Mouvement social (Le), n° 236

Ce numéro varié s'ouvre sur un dossier consacré
au «monde du contact» entre les diverses
composantes de la société coloniale algérienne
de l'entre-deux guerres. Dans ces textes se
croisent les regards de chercheurs européens et algériens, historiens et
anthropologues. Les traductions locales des mobilisations du Front
populaire à Oran dessinent entre milieux musulmans et colons européens
des circulations inédites et éphémères autour d'un projet de réforme de
la société coloniale. Les limites de ce rapprochement sont éclairées par le
foisonnement associatif des milieux réformateurs musulmans à Alger, le
positionnement ambigu des journalistes musulmans et les perceptions de
la colonisation par une société villageoise restée à l'écart de la présence
européenne. À Alger, dans les années 1930, s'observe un glissement du
réformisme avant tout culturel et religieux vers l'aspiration nationaliste
à l'indépendance, glissement qui se reflète dans l'occupation de l'espace
urbain et pénètre de nouvelles couches sociales.
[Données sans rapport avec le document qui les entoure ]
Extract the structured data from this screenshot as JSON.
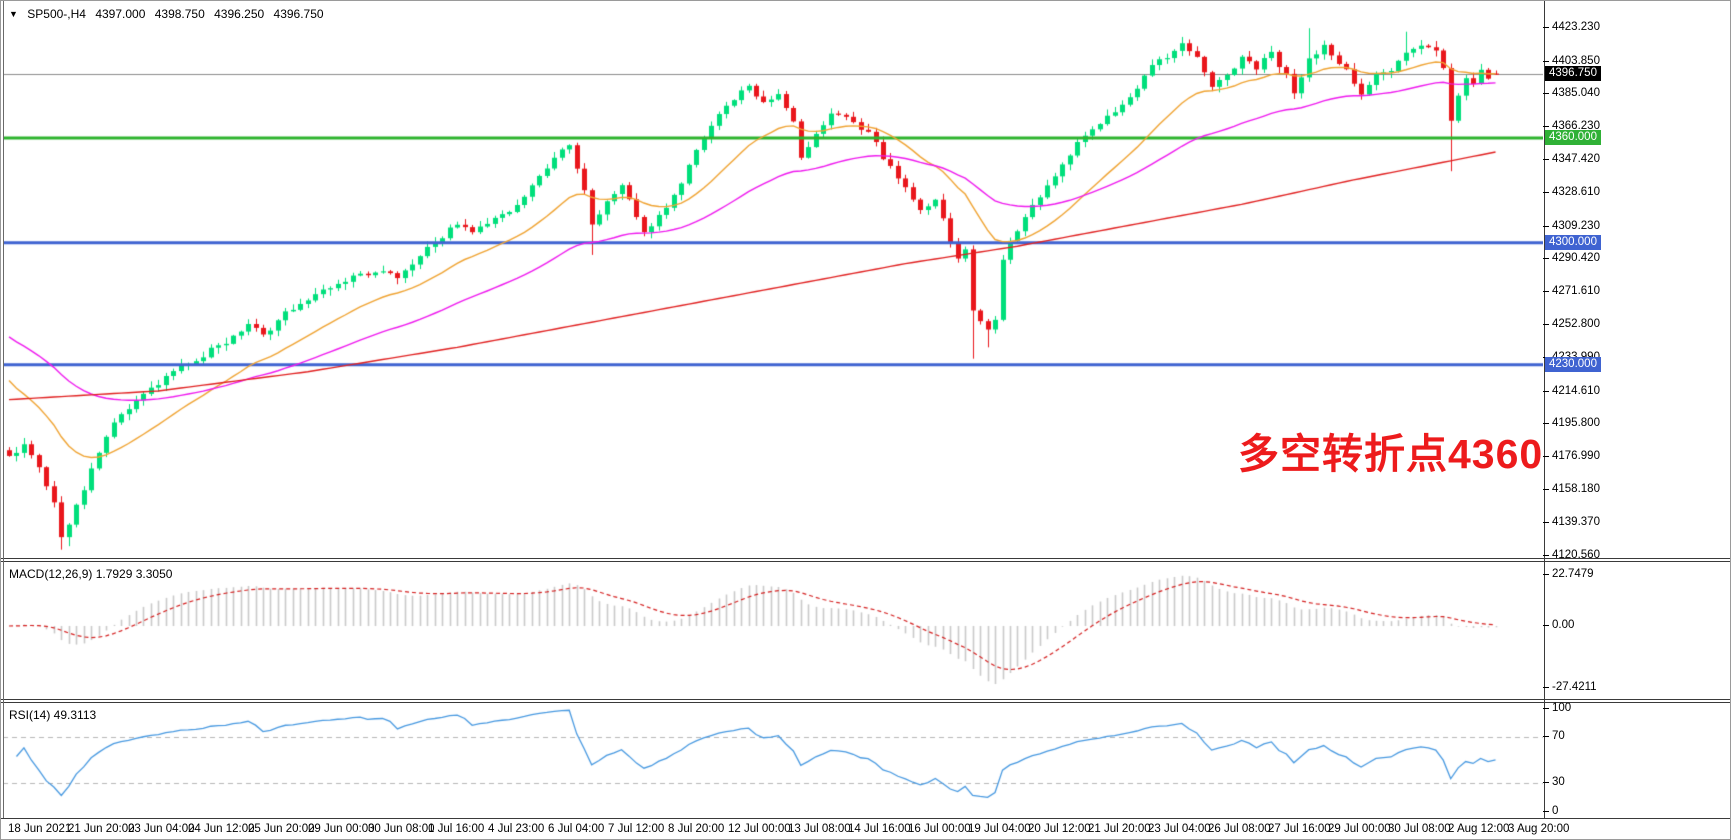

Considérés a priori
comme voués au mimétisme par rapport aux normes et aux usages de la
presse métropolitaine, les journalistes «indigènes», fortement politisés,
jouent le rôle d'éveilleurs d'une «opinion publique musulmane». Quant
aux Béni-Boudouane, ils doivent à la colonisation la formalisation de
leur existence en tant que tribu, mais ils ont surtout connu de la présence
française son issue guerrière.
Cette problématique des fractures à retardement de la société coloniale
est prolongée par l'article de Françoise Blum sur la révolution malgache
de 1972. Le rejet du néo-colonialisme a beaucoup contribué au renversement
du régime alors en place dans la Grande Île, perçu en particulier
par la jeunesse étudiante comme trop dépendant à l'égard de la France.
En complément, Leyla Dakhli se penche sur les transformations des
sources du travail historique à la lumière des récents événements de
Tunisie. Elle s'interroge notamment sur le statut et l'exploitation des
matériaux issus du web pour écrire l'histoire des mobilisations sociales.